For historical research only, you might find an original scanned DIN 17243 PDF on specialized document archives (e.g., Internet Archive). Warning: Never use an obsolete standard for new product manufacturing – it violates liability laws in the EU and many other regions.


The standard included several well-known steel grades, including but not limited to:

| Old DIN 17243 Grade | Material Number | Type | Modern Equivalent (EN 10089) | |-------------------------|--------------------|----------|----------------------------------| | Ck 67 | 1.1231 | Unalloyed | C66D | | Ck 75 | 1.1248 | Unalloyed | C76D | | 50CrV4 | 1.8159 | Alloyed | 51CrV4 | | 55Cr3 | 1.7176 | Alloyed | 55Cr3 | | 60SiCr7 | 1.7108 | Alloyed | 60SiCr7 | | 51Si7 | 1.5024 | Alloyed | 51Si7 |

These steels were prized for their ability to withstand repeated loading without permanent deformation. The 50CrV4 (1.8159) grade, for instance, became the gold standard for automotive leaf springs and coil springs. These are non-magnetic and used for the highest

Materials in pressure vessels must not become brittle. DIN 17243 specifies impact energy requirements (measured in Joules via Charpy V-notch test) to ensure safety against brittle fracture, often tested at sub-zero temperatures.

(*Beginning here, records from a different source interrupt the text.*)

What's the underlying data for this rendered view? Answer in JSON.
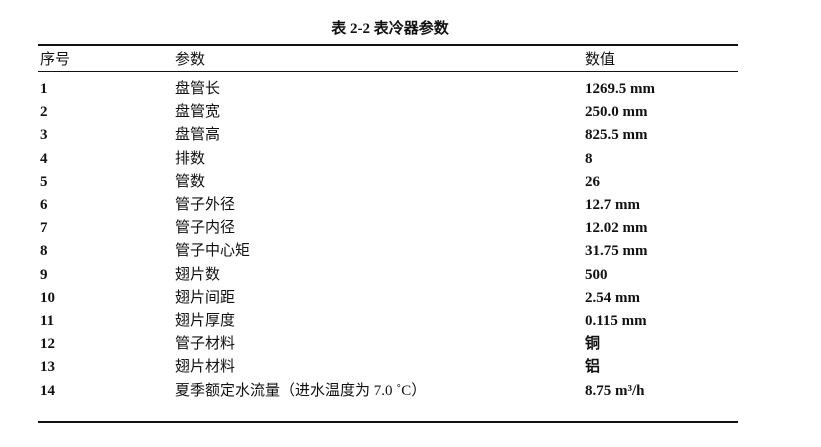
{
  "title": "表 2-2  表冷器参数",
  "headers": [
    "序号",
    "参数",
    "数值"
  ],
  "rows": [
    {
      "no": "1",
      "param": "盘管长",
      "value": "1269.5 mm"
    },
    {
      "no": "2",
      "param": "盘管宽",
      "value": "250.0 mm"
    },
    {
      "no": "3",
      "param": "盘管高",
      "value": "825.5 mm"
    },
    {
      "no": "4",
      "param": "排数",
      "value": "8"
    },
    {
      "no": "5",
      "param": "管数",
      "value": "26"
    },
    {
      "no": "6",
      "param": "管子外径",
      "value": "12.7 mm"
    },
    {
      "no": "7",
      "param": "管子内径",
      "value": "12.02 mm"
    },
    {
      "no": "8",
      "param": "管子中心矩",
      "value": "31.75 mm"
    },
    {
      "no": "9",
      "param": "翅片数",
      "value": "500"
    },
    {
      "no": "10",
      "param": "翅片间距",
      "value": "2.54 mm"
    },
    {
      "no": "11",
      "param": "翅片厚度",
      "value": "0.115 mm"
    },
    {
      "no": "12",
      "param": "管子材料",
      "value": "铜"
    },
    {
      "no": "13",
      "param": "翅片材料",
      "value": "铝"
    },
    {
      "no": "14",
      "param": "夏季额定水流量（进水温度为 7.0 ˚C）",
      "value": "8.75 m³/h"
    }
  ]
}
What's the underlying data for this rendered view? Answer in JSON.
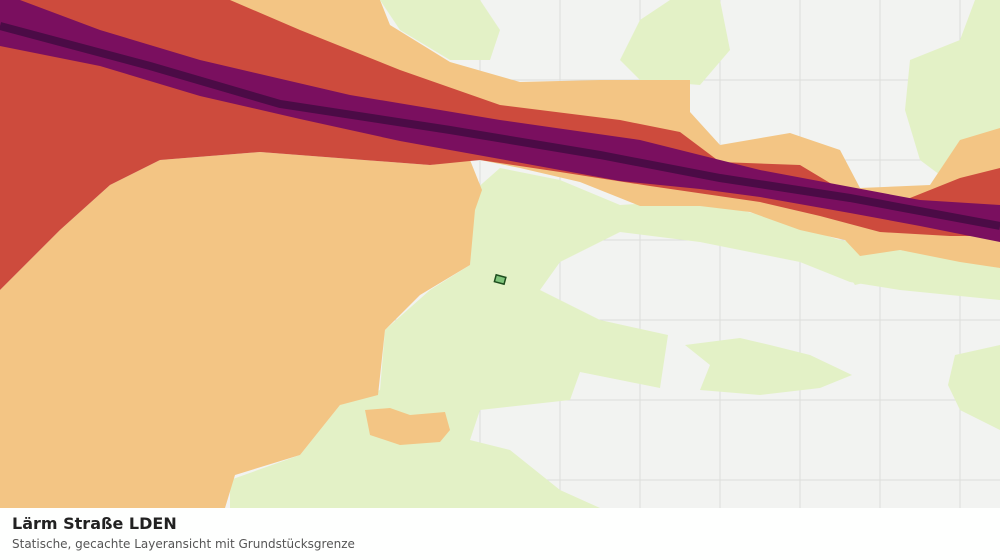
{
  "title": "Lärm Straße LDEN",
  "subtitle": "Statische, gecachte Layeransicht mit Grundstücksgrenze"
}
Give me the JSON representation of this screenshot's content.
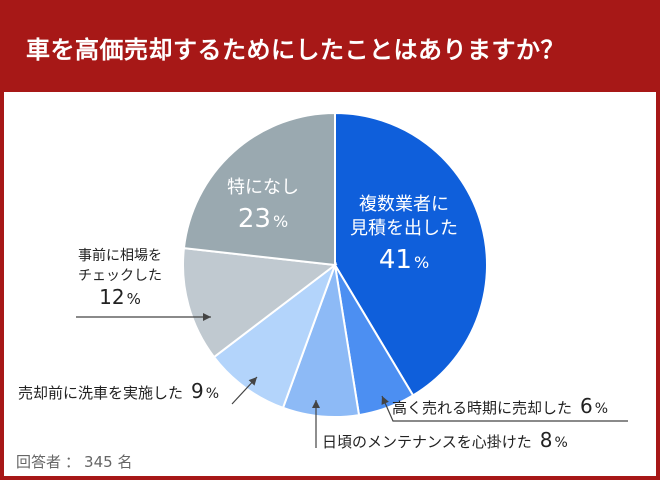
{
  "header": {
    "title": "車を高価売却するためにしたことはありますか？"
  },
  "footer": {
    "respondents_label": "回答者",
    "respondents_count": "345",
    "respondents_unit": "名"
  },
  "colors": {
    "header_bg": "#a71817",
    "border": "#a71817"
  },
  "chart_data": {
    "type": "pie",
    "unit": "%",
    "start": "12 o'clock, clockwise",
    "slices": [
      {
        "label": "複数業者に見積を出した",
        "lines": [
          "複数業者に",
          "見積を出した"
        ],
        "value": 41,
        "color": "#0f5fdb"
      },
      {
        "label": "高く売れる時期に売却した",
        "lines": [
          "高く売れる時期に売却した"
        ],
        "value": 6,
        "color": "#4c8ff2"
      },
      {
        "label": "日頃のメンテナンスを心掛けた",
        "lines": [
          "日頃のメンテナンスを心掛けた"
        ],
        "value": 8,
        "color": "#8dbaf6"
      },
      {
        "label": "売却前に洗車を実施した",
        "lines": [
          "売却前に洗車を実施した"
        ],
        "value": 9,
        "color": "#b3d4fb"
      },
      {
        "label": "事前に相場をチェックした",
        "lines": [
          "事前に相場を",
          "チェックした"
        ],
        "value": 12,
        "color": "#c0c9d0"
      },
      {
        "label": "特になし",
        "lines": [
          "特になし"
        ],
        "value": 23,
        "color": "#9aa9b0"
      }
    ]
  }
}
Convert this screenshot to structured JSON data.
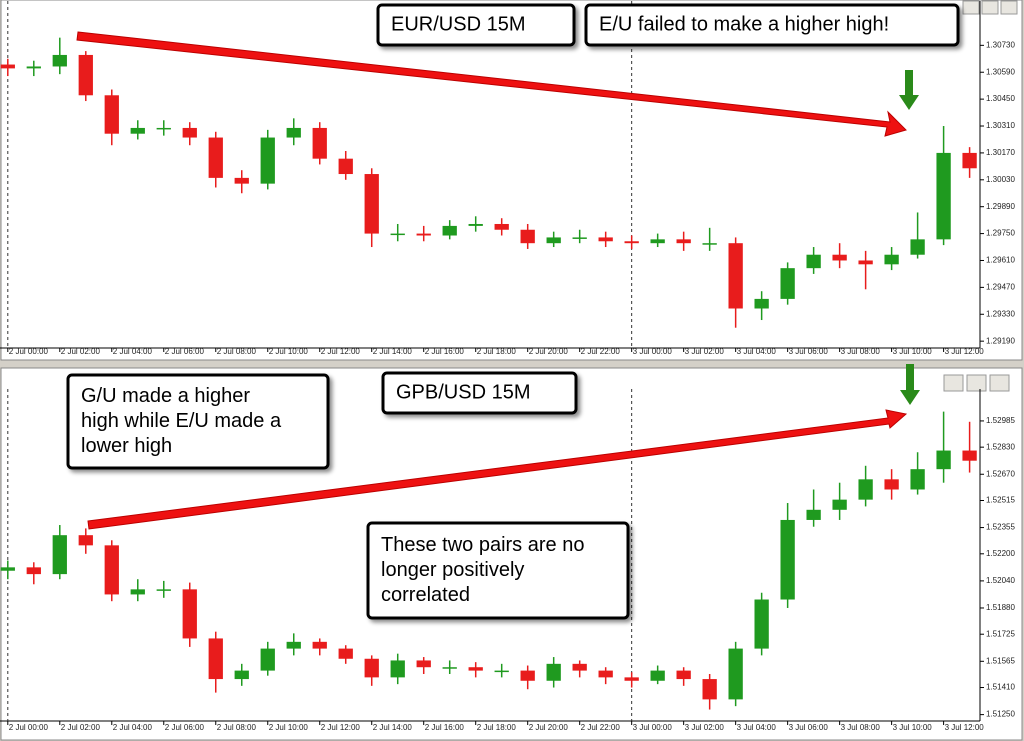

For those who still need the actual technical data from the original DIN 17243 PDF, here is a summary of key tables:

Table 1 – Chemical Composition (Ladle analysis), % max except where range (example – grade 1.0711)

| Grade | C | Si | Mn | P | S | Pb | |-------|---|---|----|---|---|----| | 9SMnPb28 | 0.10–0.14 | 0.40 | 0.90–1.20 | 0.11 | 0.27–0.33 | 0.15–0.35 | often tested at sub-zero temperatures.

Table 2 – Mechanical Properties for Quenched and Tempered (QT) condition

| Diameter (mm) | Tensile strength Rm (MPa) | Yield strength Re (MPa) | Elongation A (%) | |---------------|---------------------------|-------------------------|------------------| | ≤ 40 | 610–780 | ≥ 390 | ≥ 14 | | >40–100 | 590–760 | ≥ 370 | ≥ 15 |

Note: These values are for historical reference only. Do not use for safety-critical design without verifying with EN standard data.